By Rossi D. Pedroza-Bertrand, 940th Air Refueling Wing
/ Published October 27, 2020
SSgt. Gemma De Tinne and her new friend forever in the California sunshine after Carl arrives by aircraft and to begin his new journey. (Courtesy photo provided by V. Prieto).
If only Carl could talk. What do you supposed he would say to us? It would be more than, "Bow wow!" (Courtesy photo provided by V. Prieto).
Carl expresses his gratitude He is smiling corner to corner and from tooth to tooth,. (Courtesy photo provided by V. Prieto).
Carl is just happy to be alive. Adopted animals can be such a joy for the new family. In fact, the dogs can be the best of the bunch and they know they are wanted and it shows. (Courtesy photo provided by V. Prieto).
Puppy Rescue Mission uses social media platforms to support and receive donations for future pets like Carl and others. These deployers express emotion they feel for this canines who are about to be adopted. (Courtesy photo by PRM Facebook page).
One month ago, September, Carl was a stray canine without a home far from United States borders. He was just a dog without a destination when he first had begun showing up around a certain aircraft maintenance area where Airmen were busily supporting the mission while deployed abroad.
After a while, Carl officially turned into an unofficial squadron and morale dog for many of the men and women serving away from their normal life. Most everyone there agreed that having a four-legged furry friend around like Carl made their deployment just way better.
“When I first saw Carl he was so severely malnourished that he looked like a walking skeleton,” said SSgt. Gemma De Tinne, metals technician, 940th Air Refueling Wing, Beale Air Force Base, California.
“He was extremely skittish around people, and would only eat the food I gave him if it was far from the office and I went inside while he ate. But there was something about him I was already in love with,” said De Tinne.
De Tinne recalled, “So through a month of feeding him, Carl became more and more comfortable around me until one day I was able to reach out and pet him. All of a sudden he just changed. He was so happy after that day he began to just trot alongside me and became the friendly dog that he always had inside of him,” said De Tinne.
Carl’s normal duty day would begin minutes after he woke up in the morning and he would be just in time to greet all of the maintainers getting off the bus for work. Then happily he would go to beg for food and head scratches before running around in the grass for a while.
De Tinne continued, “But Carl deserved a good and permanent home where he was not at risk of being picked up by animal control. And that’s why I wanted to adopt him. I had become so close to this dog, that I honestly couldn’t image my life without him now.”
She described what happened next to bring Carl here to California.
“So when it came time to (hopefully) get him home, everyone really pitched in.
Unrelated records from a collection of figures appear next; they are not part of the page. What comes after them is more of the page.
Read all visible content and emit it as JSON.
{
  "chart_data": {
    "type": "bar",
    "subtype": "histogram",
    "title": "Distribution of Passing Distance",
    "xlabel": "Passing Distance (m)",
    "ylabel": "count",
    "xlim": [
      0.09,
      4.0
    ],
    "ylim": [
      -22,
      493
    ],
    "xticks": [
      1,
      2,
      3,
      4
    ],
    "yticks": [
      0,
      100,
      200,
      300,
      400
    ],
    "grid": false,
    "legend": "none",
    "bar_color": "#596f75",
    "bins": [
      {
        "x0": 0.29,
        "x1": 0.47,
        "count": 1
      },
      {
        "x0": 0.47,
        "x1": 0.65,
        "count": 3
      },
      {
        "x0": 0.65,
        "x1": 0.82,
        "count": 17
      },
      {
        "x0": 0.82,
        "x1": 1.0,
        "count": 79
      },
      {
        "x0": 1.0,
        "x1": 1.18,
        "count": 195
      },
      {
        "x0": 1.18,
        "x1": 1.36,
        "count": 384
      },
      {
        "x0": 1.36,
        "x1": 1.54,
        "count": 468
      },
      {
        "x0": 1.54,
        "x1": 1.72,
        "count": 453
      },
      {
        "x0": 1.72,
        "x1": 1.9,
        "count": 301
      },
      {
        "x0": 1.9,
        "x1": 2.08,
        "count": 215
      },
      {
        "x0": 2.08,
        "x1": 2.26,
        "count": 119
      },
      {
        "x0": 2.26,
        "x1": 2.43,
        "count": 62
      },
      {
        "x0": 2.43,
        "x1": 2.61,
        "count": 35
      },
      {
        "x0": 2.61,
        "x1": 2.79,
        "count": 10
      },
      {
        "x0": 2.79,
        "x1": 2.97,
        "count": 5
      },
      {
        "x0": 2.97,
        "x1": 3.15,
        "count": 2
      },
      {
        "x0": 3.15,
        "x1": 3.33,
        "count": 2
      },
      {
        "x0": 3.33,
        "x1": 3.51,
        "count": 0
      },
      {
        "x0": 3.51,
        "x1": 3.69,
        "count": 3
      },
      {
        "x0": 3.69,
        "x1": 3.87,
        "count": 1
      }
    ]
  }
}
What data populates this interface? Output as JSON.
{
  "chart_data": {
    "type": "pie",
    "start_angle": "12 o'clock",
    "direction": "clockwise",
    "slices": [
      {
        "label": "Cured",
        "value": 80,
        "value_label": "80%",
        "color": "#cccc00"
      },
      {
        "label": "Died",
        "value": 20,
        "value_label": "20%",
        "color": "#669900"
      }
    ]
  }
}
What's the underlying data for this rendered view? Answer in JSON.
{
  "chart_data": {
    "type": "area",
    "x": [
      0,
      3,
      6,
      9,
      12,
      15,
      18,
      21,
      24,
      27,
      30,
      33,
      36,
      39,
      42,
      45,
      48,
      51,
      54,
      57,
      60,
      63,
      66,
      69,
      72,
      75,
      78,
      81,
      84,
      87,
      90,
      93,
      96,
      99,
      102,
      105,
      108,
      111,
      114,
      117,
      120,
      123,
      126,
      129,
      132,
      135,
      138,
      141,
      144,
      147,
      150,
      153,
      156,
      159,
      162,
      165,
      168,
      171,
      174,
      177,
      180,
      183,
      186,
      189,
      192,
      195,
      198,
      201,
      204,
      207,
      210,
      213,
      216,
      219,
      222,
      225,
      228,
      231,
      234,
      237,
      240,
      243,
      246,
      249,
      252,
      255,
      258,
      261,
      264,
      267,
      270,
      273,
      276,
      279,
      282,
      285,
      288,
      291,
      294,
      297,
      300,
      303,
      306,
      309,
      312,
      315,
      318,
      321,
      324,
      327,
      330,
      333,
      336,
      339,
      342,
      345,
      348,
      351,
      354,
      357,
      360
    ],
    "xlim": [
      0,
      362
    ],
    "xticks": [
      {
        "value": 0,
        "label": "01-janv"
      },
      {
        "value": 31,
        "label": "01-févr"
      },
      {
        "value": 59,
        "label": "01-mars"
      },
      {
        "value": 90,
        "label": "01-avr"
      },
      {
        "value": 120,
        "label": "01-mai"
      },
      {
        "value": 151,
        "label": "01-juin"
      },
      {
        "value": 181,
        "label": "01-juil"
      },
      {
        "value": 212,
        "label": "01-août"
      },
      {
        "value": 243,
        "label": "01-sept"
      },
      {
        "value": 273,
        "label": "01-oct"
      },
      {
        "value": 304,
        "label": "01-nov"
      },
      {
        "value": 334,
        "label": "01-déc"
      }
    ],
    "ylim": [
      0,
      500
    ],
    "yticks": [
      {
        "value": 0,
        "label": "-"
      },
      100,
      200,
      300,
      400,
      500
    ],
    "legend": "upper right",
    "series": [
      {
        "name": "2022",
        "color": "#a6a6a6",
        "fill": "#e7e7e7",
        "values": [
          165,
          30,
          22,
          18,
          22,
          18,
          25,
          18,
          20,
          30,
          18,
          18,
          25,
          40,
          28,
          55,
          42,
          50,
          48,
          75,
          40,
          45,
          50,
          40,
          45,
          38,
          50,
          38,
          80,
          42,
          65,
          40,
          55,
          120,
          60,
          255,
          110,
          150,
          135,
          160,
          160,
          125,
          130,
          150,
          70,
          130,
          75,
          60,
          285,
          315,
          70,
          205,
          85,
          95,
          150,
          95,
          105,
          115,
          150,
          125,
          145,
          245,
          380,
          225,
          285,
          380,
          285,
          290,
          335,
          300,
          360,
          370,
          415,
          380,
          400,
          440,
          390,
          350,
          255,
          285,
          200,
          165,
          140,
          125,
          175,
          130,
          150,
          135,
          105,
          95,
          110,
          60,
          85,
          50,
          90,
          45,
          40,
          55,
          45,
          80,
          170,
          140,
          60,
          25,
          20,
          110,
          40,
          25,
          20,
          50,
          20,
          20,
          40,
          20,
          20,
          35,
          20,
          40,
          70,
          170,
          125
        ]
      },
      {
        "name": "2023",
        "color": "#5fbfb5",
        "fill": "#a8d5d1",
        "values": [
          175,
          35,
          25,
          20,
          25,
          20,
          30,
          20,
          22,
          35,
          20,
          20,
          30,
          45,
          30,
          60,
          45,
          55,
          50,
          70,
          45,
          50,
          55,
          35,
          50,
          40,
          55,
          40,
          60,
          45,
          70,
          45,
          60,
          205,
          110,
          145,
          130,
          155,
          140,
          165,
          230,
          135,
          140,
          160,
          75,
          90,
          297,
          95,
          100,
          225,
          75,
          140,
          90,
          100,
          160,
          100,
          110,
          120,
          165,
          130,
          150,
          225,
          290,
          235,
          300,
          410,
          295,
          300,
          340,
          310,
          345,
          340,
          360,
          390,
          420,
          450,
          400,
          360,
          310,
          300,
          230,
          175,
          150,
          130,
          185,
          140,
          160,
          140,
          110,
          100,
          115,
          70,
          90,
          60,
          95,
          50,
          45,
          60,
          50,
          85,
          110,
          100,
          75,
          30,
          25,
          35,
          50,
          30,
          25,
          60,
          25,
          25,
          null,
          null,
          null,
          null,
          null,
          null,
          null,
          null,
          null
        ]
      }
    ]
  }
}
One of the key spouses who supports the members of the 940th ARW, Ms. Virginia Prieto, found a charity that was willing to help. And everyone that knew Carl (and a lot of our 940th members that didn’t) donated funds so that he would be able to come home. Carl was really important to the whole squadron. I just ended up being the one lucky enough to keep him.”
For De Tinne and Carl, Puppy Rescue Mission, also known as PRM, was a dream come true.
Everyone could use a paw up from time to time. Never know. It could be you.
PRM: In most cases, when our military bonds with a stray dog while at war, Puppy Rescue Mission helps them adopt the animal and bring it home to a life a dog deserves. Sometimes though, the service member is not in a position to adopt...that's where Sasha's Legacy steps in.
Puppy Rescue Mission is the brainchild of Anna Chiasson, president and founding member. Anna’s idea for PRM began when her fiancé, Chris Chiasson, was deployed to Afghanistan.
A few weeks prior to Chiasson arrival at his combat outpost, a suicide bomber entered the post in the middle of the night.
The dogs on the post immediately started barking and took off in pursuit of the bomber. One of the dogs, Rufus, grabbed the bomber’s leg while the two other dogs, Target and Sasha, alerted the troops.
Realizing his cover was blown, the suicide bomber blew himself up never making it into the living quarters of the soldiers.
Sadly, Sasha did not survive the attack. And this is where Sasha’s Legacy steps in:
Soldiers Saving Puppies. Puppies Saving Soldiers.